We share the Biden Administration’s desire to stop tax abuse through use of grantor trusts, and, while we look forward to continuing to partner with you on legislative solutions, we strongly encourage the Treasury Department to use its existing authority to limit this tax dodging by the ultra-wealthy. To ensure attention to this matter, we respectfully request the Treasury Department provide answers to the following questions no later than April 3, 2023.

  1. Has the Treasury Department considered any administrative action to address tax avoidance through the use of grantor trusts?

  2. How much money does Treasury estimate is held in grantor trusts?

  3. Some have suggested that tax revenue lost to tax abuse through grantor trusts could be $5-$7 billion annually in the near-term. Please provide an estimate for how much tax revenue the Treasury Department believes could be raised in the near-term and long-term by addressing grantor trust abuse through the Treasury Department’s existing authority as outlined in this letter.

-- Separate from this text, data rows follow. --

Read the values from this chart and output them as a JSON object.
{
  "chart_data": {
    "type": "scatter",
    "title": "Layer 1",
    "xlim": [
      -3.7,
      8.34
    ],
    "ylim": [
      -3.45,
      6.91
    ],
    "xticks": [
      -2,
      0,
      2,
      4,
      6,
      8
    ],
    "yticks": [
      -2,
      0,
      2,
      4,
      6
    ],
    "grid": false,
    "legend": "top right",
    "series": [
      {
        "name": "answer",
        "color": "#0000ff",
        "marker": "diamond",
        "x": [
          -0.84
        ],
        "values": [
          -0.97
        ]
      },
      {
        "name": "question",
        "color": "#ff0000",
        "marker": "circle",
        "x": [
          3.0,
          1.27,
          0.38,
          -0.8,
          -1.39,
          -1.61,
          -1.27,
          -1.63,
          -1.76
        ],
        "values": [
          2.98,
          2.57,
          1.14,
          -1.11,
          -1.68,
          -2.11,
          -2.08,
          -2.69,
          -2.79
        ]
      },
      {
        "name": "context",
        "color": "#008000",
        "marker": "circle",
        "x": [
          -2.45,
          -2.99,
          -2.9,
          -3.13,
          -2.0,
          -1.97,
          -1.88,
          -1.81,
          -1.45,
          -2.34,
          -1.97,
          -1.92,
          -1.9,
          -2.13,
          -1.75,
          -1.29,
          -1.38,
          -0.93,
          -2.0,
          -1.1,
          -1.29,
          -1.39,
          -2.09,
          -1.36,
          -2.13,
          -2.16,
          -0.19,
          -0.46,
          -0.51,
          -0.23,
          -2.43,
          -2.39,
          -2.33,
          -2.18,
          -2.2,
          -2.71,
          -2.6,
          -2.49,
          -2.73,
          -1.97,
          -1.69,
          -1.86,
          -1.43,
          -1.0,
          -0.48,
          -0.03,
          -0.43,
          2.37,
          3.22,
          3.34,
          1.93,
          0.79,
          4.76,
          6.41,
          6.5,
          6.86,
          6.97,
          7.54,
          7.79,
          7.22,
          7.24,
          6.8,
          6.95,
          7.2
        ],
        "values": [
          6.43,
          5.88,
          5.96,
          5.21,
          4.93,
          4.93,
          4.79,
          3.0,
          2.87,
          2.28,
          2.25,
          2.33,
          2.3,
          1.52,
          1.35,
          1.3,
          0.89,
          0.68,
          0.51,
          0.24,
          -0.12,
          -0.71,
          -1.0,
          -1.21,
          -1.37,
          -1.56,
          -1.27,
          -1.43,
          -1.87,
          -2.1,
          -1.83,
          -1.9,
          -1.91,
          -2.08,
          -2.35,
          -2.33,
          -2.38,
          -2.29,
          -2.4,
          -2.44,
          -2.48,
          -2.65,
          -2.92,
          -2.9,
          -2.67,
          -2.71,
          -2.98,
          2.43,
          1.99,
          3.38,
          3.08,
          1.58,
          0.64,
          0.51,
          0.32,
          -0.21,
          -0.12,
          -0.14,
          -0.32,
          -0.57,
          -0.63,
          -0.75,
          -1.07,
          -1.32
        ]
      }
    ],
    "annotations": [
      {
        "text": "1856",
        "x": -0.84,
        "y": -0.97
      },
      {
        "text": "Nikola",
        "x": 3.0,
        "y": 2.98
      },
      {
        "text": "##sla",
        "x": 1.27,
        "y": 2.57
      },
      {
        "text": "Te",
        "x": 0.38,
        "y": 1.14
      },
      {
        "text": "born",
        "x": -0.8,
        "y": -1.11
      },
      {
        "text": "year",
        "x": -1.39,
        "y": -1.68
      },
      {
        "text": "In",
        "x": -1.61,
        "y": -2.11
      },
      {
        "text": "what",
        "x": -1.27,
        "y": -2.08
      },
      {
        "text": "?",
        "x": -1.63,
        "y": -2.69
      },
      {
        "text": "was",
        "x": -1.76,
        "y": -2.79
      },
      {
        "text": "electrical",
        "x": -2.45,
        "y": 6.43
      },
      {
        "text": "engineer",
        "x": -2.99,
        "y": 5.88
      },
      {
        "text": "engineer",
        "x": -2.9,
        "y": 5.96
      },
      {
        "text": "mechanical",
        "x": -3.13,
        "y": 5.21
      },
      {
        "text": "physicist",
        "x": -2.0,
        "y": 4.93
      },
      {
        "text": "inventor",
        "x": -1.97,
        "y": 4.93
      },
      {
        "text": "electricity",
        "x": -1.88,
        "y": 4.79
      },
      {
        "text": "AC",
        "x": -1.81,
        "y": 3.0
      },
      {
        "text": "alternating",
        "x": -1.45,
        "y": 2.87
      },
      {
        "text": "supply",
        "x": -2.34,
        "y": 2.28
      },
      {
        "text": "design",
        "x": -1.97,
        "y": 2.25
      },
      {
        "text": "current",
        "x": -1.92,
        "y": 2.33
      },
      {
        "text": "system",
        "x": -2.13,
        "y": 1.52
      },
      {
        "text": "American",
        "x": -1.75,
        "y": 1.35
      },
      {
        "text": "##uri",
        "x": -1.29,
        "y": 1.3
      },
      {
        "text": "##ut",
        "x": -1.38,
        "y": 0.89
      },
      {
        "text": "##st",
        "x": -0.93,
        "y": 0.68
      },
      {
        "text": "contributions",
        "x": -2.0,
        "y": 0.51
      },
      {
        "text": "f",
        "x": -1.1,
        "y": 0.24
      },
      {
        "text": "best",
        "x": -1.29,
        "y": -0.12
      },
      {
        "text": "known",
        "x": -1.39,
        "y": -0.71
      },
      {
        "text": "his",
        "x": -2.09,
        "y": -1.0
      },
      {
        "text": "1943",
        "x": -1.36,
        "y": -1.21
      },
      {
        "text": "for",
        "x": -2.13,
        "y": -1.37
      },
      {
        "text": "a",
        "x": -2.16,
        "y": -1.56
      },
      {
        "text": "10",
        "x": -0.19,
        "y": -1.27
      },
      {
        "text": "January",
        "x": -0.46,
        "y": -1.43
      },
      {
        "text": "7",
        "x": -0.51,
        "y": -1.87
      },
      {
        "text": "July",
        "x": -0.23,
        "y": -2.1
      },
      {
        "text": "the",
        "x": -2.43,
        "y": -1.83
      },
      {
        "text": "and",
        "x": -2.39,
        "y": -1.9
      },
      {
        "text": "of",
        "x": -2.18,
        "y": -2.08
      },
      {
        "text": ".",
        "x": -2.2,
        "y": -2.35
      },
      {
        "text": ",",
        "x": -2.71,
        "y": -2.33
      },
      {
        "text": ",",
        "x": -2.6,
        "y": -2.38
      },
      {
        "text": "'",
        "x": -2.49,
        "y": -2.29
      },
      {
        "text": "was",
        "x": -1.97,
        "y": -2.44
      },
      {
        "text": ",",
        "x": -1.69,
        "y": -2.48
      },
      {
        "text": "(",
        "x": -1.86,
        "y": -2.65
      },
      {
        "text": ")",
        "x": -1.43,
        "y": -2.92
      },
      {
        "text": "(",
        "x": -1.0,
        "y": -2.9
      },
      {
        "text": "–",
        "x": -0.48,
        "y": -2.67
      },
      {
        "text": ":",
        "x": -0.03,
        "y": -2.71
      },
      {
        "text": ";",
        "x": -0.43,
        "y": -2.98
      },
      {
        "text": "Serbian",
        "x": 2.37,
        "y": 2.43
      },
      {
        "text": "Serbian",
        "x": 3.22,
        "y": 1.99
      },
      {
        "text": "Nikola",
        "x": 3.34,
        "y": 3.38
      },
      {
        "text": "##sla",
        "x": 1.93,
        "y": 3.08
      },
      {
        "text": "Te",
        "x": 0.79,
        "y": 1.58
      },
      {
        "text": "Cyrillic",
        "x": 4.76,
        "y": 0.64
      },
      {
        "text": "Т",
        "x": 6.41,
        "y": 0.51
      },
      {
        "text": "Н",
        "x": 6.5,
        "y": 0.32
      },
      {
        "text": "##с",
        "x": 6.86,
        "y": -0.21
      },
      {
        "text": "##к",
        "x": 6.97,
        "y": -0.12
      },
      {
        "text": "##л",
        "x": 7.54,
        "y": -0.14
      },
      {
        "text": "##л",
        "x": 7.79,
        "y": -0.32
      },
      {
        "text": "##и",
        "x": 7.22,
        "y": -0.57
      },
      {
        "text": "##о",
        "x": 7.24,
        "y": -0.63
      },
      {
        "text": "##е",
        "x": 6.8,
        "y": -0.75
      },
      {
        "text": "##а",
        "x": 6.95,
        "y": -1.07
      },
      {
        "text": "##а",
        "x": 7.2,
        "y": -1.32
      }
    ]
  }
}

    1. How much additional tax revenue would be raised from estates valued at $12.92 million – $50 million?

    2. How much additional tax revenue would be raised from estates valued at $50 million – $100 million?

    3. How much additional tax revenue would be raised from estates valued at $100 million – $1 billion?

    4. How much additional tax revenue would be raised from estates valued over $1 billion?

    Thank you for your attention to this matter.